Oct 11, 2017

U.S. v. Adams, No. 16-2786 (MOORE, White, Donald).

U.S. v. Adams, No. 16-2786 (MOORE, White, Donald).

A defendant who had been addicted to opiates for several decades tested positive for opiates several times while on supervised release. The district court ultimately revoked his supervised release and sentenced him to a below-Guidelines term of incarceration of eighteen months. The defendant appealed, arguing that the sentence was both procedurally and substantively unreasonable.

The Sixth Circuit agreed, vacating the sentence and remanding for resentencing. The Court, relying on Circuit precedent, reiterated that a defendant has a due-process right to be sentenced based on accurate information, which right extends beyond the defendant’s own actions and criminal history.
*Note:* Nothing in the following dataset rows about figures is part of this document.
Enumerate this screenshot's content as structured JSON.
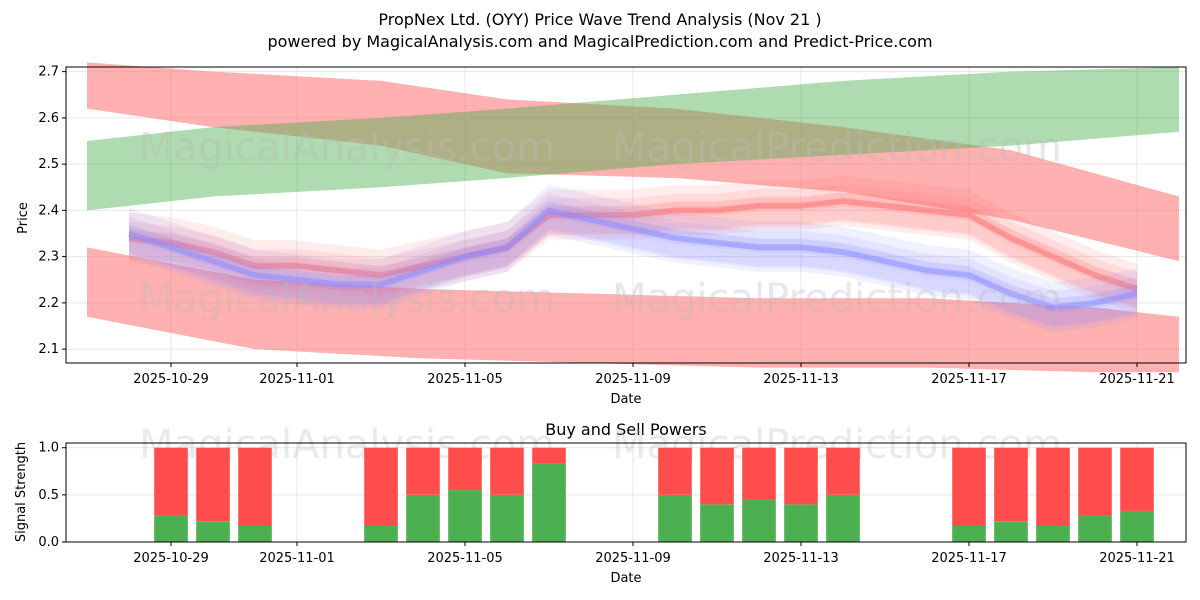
{
  "header": {
    "title": "PropNex Ltd. (OYY) Price Wave Trend Analysis (Nov 21 )",
    "subtitle": "powered by MagicalAnalysis.com and MagicalPrediction.com and Predict-Price.com"
  },
  "watermarks": [
    "MagicalAnalysis.com",
    "MagicalPrediction.com"
  ],
  "colors": {
    "band_red": "#ff6f6f",
    "band_green": "#4caf50",
    "band_blue": "#8c8cff",
    "buy": "#4caf50",
    "sell": "#ff4d4d"
  },
  "chart_data": [
    {
      "type": "area",
      "title": "",
      "xlabel": "Date",
      "ylabel": "Price",
      "ylim": [
        2.07,
        2.71
      ],
      "xlim": [
        "2025-10-26T12:00",
        "2025-11-22T04:00"
      ],
      "yticks": [
        2.1,
        2.2,
        2.3,
        2.4,
        2.5,
        2.6,
        2.7
      ],
      "xticks": [
        "2025-10-29",
        "2025-11-01",
        "2025-11-05",
        "2025-11-09",
        "2025-11-13",
        "2025-11-17",
        "2025-11-21"
      ],
      "grid": true,
      "series": [
        {
          "name": "upper-red-band",
          "color": "red",
          "dates": [
            "2025-10-27",
            "2025-10-30",
            "2025-11-03",
            "2025-11-06",
            "2025-11-10",
            "2025-11-14",
            "2025-11-18",
            "2025-11-22"
          ],
          "upper": [
            2.72,
            2.7,
            2.68,
            2.64,
            2.62,
            2.58,
            2.53,
            2.43
          ],
          "lower": [
            2.62,
            2.58,
            2.54,
            2.48,
            2.47,
            2.44,
            2.38,
            2.29
          ]
        },
        {
          "name": "green-band",
          "color": "green",
          "dates": [
            "2025-10-27",
            "2025-10-30",
            "2025-11-03",
            "2025-11-06",
            "2025-11-10",
            "2025-11-14",
            "2025-11-18",
            "2025-11-22"
          ],
          "upper": [
            2.55,
            2.58,
            2.6,
            2.62,
            2.65,
            2.68,
            2.7,
            2.71
          ],
          "lower": [
            2.4,
            2.43,
            2.45,
            2.47,
            2.5,
            2.52,
            2.54,
            2.57
          ]
        },
        {
          "name": "lower-red-band",
          "color": "red",
          "dates": [
            "2025-10-27",
            "2025-10-31",
            "2025-11-04",
            "2025-11-08",
            "2025-11-12",
            "2025-11-16",
            "2025-11-20",
            "2025-11-22"
          ],
          "upper": [
            2.32,
            2.25,
            2.23,
            2.22,
            2.21,
            2.21,
            2.19,
            2.17
          ],
          "lower": [
            2.17,
            2.1,
            2.08,
            2.07,
            2.06,
            2.06,
            2.05,
            2.05
          ]
        },
        {
          "name": "red-wave-bundle",
          "color": "red",
          "dates": [
            "2025-10-28",
            "2025-10-29",
            "2025-10-30",
            "2025-10-31",
            "2025-11-01",
            "2025-11-02",
            "2025-11-03",
            "2025-11-04",
            "2025-11-05",
            "2025-11-06",
            "2025-11-07",
            "2025-11-08",
            "2025-11-09",
            "2025-11-10",
            "2025-11-11",
            "2025-11-12",
            "2025-11-13",
            "2025-11-14",
            "2025-11-15",
            "2025-11-16",
            "2025-11-17",
            "2025-11-18",
            "2025-11-19",
            "2025-11-20",
            "2025-11-21"
          ],
          "values": [
            2.34,
            2.33,
            2.31,
            2.28,
            2.28,
            2.27,
            2.26,
            2.28,
            2.3,
            2.32,
            2.39,
            2.39,
            2.39,
            2.4,
            2.4,
            2.41,
            2.41,
            2.42,
            2.41,
            2.4,
            2.39,
            2.34,
            2.3,
            2.26,
            2.23
          ]
        },
        {
          "name": "blue-wave-bundle",
          "color": "blue",
          "dates": [
            "2025-10-28",
            "2025-10-29",
            "2025-10-30",
            "2025-10-31",
            "2025-11-01",
            "2025-11-02",
            "2025-11-03",
            "2025-11-04",
            "2025-11-05",
            "2025-11-06",
            "2025-11-07",
            "2025-11-08",
            "2025-11-09",
            "2025-11-10",
            "2025-11-11",
            "2025-11-12",
            "2025-11-13",
            "2025-11-14",
            "2025-11-15",
            "2025-11-16",
            "2025-11-17",
            "2025-11-18",
            "2025-11-19",
            "2025-11-20",
            "2025-11-21"
          ],
          "values": [
            2.35,
            2.32,
            2.29,
            2.26,
            2.25,
            2.24,
            2.24,
            2.27,
            2.3,
            2.32,
            2.4,
            2.38,
            2.36,
            2.34,
            2.33,
            2.32,
            2.32,
            2.31,
            2.29,
            2.27,
            2.26,
            2.22,
            2.19,
            2.2,
            2.22
          ]
        }
      ]
    },
    {
      "type": "bar",
      "title": "Buy and Sell Powers",
      "xlabel": "Date",
      "ylabel": "Signal Strength",
      "ylim": [
        0,
        1.05
      ],
      "yticks": [
        0.0,
        0.5,
        1.0
      ],
      "xlim": [
        "2025-10-26T12:00",
        "2025-11-22T04:00"
      ],
      "xticks": [
        "2025-10-29",
        "2025-11-01",
        "2025-11-05",
        "2025-11-09",
        "2025-11-13",
        "2025-11-17",
        "2025-11-21"
      ],
      "categories": [
        "2025-10-29",
        "2025-10-30",
        "2025-10-31",
        "2025-11-03",
        "2025-11-04",
        "2025-11-05",
        "2025-11-06",
        "2025-11-07",
        "2025-11-10",
        "2025-11-11",
        "2025-11-12",
        "2025-11-13",
        "2025-11-14",
        "2025-11-17",
        "2025-11-18",
        "2025-11-19",
        "2025-11-20",
        "2025-11-21"
      ],
      "series": [
        {
          "name": "Buy",
          "values": [
            0.28,
            0.22,
            0.17,
            0.17,
            0.5,
            0.55,
            0.5,
            0.83,
            0.5,
            0.4,
            0.45,
            0.4,
            0.5,
            0.17,
            0.22,
            0.17,
            0.28,
            0.33
          ]
        },
        {
          "name": "Sell",
          "values": [
            0.72,
            0.78,
            0.83,
            0.83,
            0.5,
            0.45,
            0.5,
            0.17,
            0.5,
            0.6,
            0.55,
            0.6,
            0.5,
            0.83,
            0.78,
            0.83,
            0.72,
            0.67
          ]
        }
      ]
    }
  ]
}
Because the district court relied on the Government’s unsupported, and therefore unreliable, proposition that long-term heroin addicts need eighteen months for their brain chemistry to “reset” in order for future treatment to be effective, the sentence was procedurally unreasonable.

The Court also found the defendant’s sentence substantively unreasonable because the district court calculated the length of the sentence for the purpose of promoting the rehabilitation of the defendant, in violation of the rule set out by the U.S. Supreme Court in Tapia v. U.S., 564 U.S. 319, 335 (2011).